The steps to request an accounting of your disclosures:
1. Obtain a Request Accounting Of Disclosures Form by clicking on this link or by calling Customer Service for this form at the telephone number on the back of your identification card.
2. Complete this form including all pertinent information.Please note that Medical Mutual of Ohio will not be able to process an incomplete form and you will NOT BE NOTIFIED if this situation arises.
3. If possible please attach a copy of the document to be amended.
4. Sign the completed form and send to:
Medical Mutual of Ohio P.O. Box 89499 Cleveland, Ohio 44101-6499
NOTE: If you obtained your form at our website, please print it out when completed. All requests must have a signature and be sent to the address above. Requests will not be excepted if sent via email.
5. When your request is received, the necessary steps will be taken by the Medical Mutual of Ohio Staff to send you the information in a reasonable time frame.

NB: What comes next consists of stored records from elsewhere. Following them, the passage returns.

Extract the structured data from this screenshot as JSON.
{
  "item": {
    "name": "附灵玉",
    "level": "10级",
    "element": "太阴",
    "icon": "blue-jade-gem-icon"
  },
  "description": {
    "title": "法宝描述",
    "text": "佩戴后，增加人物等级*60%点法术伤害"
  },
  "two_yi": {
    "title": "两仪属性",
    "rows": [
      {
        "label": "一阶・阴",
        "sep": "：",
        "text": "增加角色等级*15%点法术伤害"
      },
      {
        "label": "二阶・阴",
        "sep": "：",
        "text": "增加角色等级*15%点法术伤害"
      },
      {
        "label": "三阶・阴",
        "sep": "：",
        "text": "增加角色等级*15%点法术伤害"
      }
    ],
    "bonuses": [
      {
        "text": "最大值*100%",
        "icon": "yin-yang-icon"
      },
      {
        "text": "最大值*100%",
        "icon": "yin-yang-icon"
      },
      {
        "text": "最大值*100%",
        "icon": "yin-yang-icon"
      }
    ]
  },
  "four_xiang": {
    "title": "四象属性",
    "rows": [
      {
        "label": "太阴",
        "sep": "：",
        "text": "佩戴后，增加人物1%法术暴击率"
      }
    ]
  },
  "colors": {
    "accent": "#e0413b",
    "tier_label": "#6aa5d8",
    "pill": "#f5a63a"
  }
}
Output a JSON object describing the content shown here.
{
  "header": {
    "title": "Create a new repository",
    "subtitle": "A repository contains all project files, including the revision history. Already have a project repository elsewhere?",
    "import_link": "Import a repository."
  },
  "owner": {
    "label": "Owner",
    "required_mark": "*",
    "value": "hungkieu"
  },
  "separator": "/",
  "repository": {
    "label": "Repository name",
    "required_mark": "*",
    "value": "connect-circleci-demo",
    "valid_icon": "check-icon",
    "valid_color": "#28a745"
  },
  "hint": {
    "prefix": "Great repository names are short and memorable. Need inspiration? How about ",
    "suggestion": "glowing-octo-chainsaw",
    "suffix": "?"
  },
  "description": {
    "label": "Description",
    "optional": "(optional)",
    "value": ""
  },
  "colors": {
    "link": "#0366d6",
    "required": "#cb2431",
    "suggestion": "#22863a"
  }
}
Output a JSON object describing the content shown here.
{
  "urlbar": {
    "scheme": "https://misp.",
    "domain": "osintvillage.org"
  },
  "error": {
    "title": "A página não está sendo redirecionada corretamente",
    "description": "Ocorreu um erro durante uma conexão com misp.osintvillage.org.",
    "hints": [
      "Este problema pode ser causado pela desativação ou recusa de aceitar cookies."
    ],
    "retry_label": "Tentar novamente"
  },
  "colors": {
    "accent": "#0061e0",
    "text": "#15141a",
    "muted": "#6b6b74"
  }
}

NOTE: You may send your request in writing instead of using the Privacy & Confidentiality Form, but the request must include: your name, your birthday, the policy number under which you are covered, the group number under which you are covered, your social security number, the information you would like to access and the dates of information you would like to see (if applicable). Again, please note that Medical Mutual of Ohio will not be able to process a request that does not include all the necessary information and you will NOT BE NOTIFIED if this situation arises.